Eric Haszlakiewicz <> writes:

> On April 6, 2014 1:52:29 PM EDT, Aleksej Saushev <> 
> wrote:
>>It is relevant and this is exactly what constitutes major difference
>>when you work on such a project. You don't need to think how to handle
>>various things that require data persistency even if temporal one.
>>Your /tmp and /var are writable from the very beginning as if you are
>>using HDD. This alone makes USB pen drive a lot different to place it
>>into another category.
> Well, you clearly have a different idea of what a "live usb"
> system is than I do. I expected it to be something that could be
> booted repeatedly and have the exact same environment each time
> (i.e. no changes allowed to the usb storage), while you seem to
> be talking about just a normal install on a usb stick.

If we want to use this definition, I'd argue that "live USB" in your
sense is wrong approach to attack this particular problem.
"No changes allowed" is rather strange for an educational platform,
it means that you cannot save your work across reboots (so that you
could revisit it in a week or in a month, for instance) except on
another medium (which is, most probably, another USB pen drive).

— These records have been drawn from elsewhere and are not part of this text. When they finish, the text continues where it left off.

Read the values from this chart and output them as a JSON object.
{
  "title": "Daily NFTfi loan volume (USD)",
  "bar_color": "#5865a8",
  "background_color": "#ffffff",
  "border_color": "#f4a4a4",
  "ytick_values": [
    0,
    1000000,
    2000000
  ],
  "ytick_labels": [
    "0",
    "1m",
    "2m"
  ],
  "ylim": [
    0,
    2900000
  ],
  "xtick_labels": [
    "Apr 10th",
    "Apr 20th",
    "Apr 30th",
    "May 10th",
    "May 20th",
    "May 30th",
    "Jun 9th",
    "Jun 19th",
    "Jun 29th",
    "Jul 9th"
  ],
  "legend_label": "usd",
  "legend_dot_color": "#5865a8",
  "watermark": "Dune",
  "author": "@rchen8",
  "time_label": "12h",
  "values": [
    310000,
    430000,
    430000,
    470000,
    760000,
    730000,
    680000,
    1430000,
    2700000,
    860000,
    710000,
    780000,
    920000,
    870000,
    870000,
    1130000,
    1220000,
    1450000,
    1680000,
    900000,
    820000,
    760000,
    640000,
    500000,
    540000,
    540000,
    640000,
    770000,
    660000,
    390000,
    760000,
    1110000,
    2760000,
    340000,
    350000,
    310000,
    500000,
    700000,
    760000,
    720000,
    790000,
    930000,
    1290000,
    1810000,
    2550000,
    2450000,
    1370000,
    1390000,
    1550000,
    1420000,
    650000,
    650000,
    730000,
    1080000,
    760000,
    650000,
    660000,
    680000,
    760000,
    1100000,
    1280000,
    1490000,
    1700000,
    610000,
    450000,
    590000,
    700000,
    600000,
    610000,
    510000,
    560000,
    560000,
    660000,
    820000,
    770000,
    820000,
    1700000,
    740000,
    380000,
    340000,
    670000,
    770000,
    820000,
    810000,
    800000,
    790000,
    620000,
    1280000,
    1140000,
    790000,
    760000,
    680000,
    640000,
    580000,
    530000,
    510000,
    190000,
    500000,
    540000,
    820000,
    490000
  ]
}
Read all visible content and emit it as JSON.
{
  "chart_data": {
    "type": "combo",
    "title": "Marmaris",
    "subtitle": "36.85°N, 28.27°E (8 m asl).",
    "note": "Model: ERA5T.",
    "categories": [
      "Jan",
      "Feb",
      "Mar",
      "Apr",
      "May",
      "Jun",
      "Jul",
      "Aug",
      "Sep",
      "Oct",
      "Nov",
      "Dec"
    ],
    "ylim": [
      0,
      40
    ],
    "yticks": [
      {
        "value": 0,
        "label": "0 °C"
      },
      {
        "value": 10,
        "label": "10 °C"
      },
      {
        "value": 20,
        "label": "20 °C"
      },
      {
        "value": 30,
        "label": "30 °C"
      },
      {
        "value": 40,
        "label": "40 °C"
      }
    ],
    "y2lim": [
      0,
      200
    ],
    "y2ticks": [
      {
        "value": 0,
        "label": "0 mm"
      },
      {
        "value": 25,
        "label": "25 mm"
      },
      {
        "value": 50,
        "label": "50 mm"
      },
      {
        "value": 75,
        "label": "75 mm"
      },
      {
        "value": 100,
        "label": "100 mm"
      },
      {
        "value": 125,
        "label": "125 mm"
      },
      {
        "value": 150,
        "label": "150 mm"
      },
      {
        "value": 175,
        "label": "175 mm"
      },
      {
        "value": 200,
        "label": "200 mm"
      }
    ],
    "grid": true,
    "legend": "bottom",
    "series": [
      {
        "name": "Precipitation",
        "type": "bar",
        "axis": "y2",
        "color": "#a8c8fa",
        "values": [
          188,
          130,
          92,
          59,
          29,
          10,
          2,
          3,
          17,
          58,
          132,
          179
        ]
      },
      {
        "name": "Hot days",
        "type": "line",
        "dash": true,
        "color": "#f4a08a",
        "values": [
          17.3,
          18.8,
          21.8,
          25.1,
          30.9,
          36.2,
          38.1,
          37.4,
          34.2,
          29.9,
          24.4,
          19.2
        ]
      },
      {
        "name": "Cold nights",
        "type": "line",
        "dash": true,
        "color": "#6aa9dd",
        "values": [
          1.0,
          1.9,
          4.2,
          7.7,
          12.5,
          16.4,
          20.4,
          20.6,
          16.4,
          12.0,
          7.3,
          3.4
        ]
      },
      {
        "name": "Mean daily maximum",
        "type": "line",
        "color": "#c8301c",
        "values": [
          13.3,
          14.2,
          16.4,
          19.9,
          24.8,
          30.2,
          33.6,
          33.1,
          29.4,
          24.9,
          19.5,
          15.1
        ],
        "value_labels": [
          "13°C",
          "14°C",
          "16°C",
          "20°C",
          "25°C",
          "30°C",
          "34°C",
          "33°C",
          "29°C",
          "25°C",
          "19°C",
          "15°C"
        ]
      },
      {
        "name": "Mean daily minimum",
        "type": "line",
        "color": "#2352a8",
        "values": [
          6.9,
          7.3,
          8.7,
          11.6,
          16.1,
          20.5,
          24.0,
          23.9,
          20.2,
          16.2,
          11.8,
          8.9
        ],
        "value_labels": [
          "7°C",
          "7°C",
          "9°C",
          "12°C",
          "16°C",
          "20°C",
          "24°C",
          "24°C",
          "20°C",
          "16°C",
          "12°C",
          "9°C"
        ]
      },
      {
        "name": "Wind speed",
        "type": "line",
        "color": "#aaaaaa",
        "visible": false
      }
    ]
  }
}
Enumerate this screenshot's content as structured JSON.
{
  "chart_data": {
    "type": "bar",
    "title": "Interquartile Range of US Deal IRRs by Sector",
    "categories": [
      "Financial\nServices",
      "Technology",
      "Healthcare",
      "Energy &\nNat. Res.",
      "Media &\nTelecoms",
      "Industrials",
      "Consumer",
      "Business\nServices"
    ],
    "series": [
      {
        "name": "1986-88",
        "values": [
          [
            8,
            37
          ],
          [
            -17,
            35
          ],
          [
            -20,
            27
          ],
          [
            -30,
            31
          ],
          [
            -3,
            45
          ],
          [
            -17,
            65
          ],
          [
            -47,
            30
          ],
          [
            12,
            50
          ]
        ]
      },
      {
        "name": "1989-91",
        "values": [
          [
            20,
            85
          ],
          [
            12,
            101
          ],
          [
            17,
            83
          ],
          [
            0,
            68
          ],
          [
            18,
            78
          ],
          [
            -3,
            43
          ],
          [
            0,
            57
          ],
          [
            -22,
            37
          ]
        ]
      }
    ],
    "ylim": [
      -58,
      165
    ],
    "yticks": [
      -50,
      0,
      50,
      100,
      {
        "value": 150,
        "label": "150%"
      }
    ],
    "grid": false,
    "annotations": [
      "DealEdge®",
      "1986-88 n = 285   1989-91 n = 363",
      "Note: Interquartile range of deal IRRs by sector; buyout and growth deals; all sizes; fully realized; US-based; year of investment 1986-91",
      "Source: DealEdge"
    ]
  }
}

>>Even if you decide to install some additional software, you don't need
>>to create the image from scratch, with USB pen drive you follow the
> How the image is created seems to me like something that is not
> at all relevant to how it is used, and I imagine that 99% of the
> time will be people *using* a pre-made image, not creating their
> own.

Sure, for end user it doesn't matter. One of original questions was
about how to create such images and if a "newbie" can do this.

> The times that I've used livecd images the grab-it-and-go
> feature has been the biggest reason for using it, so I don't
> care what steps might have been needed to create it.

I don't think that grab-it-and-go requires that it provides exactly
the same environment across reboots. Perhaps, the latter has its use,
but I'm not sure it is needed that often.